Per quanto riguarda la crisi d’identità dei Ds, che sono pur sempre uno dei due maggiori partiti del paese, essa non riguarda la contingenza politica, dove ormai ogni decisione viene presa nell’ambito dell’Internazionale socialista, ma l’identità di un partito che è sorto dal ripudio di una parte del proprio passato. Rispetto a Jospin, Blair e financo Schroeder, D’Alema ha l’handicap di non potersi appoggiare a una tradizione, poiché questa non è più considerata valida: la "questione morale" e la "democrazia come valore universale" di Berlinguer, pur importanti, non sono sufficienti a creare una storia da rivendicare con fierezza. Probabilmente è una questione di tempo: D’Alema, contrariamente a altri dirigenti del suo partito, non ha fortunatamente mai negato le sue origini comuniste, il che è una premessa indispensabile per riuscire a superarle effettivamente; bisogna dire che quasi tutti gli intellettuali di partito, o gravitanti intorno a esso, dopo aver teorizzato egemonie e transizioni al socialismo oggi sembrano piuttosto ripiegati su loro stessi e preoccupati più che altro di mantenere le posizioni acquisite, in campo accademico e altrove. Dunque non forniscono grandi aiuti in questo senso.

Tornando al conflitto tra la Nato e la Jugoslavia, non è dato sapere quanto possa durare, anche se al momento di scrivere sono cominciate a circolare voci che parlano di bombardamenti destinati a durare fino a luglio e oltre: è chiaro che i dirigenti atlantici preferirebbero non ricorrere al cosiddetto intervento di terra, poiché questo - oltre a provocare quasi certamente un numero insostenibile di vittime - fomenterebbe anche un vero e proprio fanatismo nei serbi, i quali probabilmente vedrebbero tale intervento come la conferma definitiva del complotto mondiale ai loro danni e si preparerebbero a combattere senza esitazioni e con vigore fino all’ultimo uomo.

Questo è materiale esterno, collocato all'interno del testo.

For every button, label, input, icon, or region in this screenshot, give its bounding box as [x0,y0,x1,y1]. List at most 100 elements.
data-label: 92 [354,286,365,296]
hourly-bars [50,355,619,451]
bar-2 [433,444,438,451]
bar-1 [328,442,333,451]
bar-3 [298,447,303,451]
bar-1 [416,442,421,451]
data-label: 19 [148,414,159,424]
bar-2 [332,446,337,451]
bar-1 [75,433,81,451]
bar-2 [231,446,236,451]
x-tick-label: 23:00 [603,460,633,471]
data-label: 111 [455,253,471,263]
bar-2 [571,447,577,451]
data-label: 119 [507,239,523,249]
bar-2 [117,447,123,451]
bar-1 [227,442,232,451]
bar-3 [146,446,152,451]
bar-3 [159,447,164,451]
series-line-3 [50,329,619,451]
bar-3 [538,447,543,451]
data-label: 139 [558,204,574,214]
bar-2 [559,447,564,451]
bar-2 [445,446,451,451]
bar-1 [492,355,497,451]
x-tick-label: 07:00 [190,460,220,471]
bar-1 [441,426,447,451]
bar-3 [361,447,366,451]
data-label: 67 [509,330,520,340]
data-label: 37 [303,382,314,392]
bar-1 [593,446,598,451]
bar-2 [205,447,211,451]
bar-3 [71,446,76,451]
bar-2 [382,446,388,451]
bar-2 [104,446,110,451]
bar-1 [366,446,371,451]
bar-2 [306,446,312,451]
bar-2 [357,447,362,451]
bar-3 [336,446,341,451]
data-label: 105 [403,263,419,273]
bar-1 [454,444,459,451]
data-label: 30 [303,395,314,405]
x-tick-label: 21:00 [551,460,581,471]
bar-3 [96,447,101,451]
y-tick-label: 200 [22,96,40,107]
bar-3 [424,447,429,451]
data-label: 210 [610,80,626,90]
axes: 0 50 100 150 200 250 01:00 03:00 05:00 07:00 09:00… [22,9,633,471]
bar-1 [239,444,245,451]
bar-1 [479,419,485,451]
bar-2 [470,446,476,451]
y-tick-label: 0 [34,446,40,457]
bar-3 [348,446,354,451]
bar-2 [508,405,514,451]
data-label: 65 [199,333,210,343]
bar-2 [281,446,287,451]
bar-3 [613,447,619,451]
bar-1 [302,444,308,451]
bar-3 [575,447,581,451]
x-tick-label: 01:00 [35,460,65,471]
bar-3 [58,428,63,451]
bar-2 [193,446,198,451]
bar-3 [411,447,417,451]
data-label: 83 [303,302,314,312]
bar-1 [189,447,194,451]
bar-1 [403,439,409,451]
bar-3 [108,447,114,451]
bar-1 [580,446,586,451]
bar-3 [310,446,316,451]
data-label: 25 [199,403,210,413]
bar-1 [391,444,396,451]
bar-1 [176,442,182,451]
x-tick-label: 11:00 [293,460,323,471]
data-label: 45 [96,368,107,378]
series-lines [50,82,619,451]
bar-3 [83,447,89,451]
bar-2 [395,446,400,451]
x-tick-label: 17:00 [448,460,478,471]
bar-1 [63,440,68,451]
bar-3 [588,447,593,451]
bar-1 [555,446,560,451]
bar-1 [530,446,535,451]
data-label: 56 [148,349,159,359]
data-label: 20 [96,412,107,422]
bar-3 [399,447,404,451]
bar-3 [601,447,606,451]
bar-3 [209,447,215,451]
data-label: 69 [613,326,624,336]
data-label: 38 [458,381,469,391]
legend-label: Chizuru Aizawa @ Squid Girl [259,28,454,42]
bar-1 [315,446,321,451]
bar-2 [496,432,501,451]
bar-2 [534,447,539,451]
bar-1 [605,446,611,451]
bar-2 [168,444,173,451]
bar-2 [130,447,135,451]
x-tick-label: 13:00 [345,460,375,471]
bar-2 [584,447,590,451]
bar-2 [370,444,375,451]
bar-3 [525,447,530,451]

L’auspicio che l’Italia sappia fare la sua parte fino in fondo è stato senza dubbio duramente colpito dal mancato raggiungimento del quorum nel referendum del 18 aprile: le riforme istituzionali serie si allontanano indefinitamente, così come la stabilità di cui il paese ha bisogno. Si allontana anche, di conseguenza, l’elaborazione di una dottrina di sicurezza ed una definizione adeguata degli interessi e delle priorità nazionali, tali da rendere finalmente il nostro - come direbbe D’Alema - un "paese normale": cioè da permettergli, nel quadro delle alleanze esistenti, di essere in grado di fare fronte ad ogni circostanza senza dover ogni volta lacerarsi su questioni di principio o sudare freddo nella speranza di raggiungere la maggioranza necessaria a non perdere completamente la faccia. Non bisogna però farsi illusioni, e sarebbe utile che non se ne facessero i "vincitori" del referendum: l’epoca dell’euro accelera tutti i processi ed il rapporto economia-politica; tra la crescita del paese nel senso di cui sopra e la sua progressiva decadenza a breve-medio termine, tertium non datur.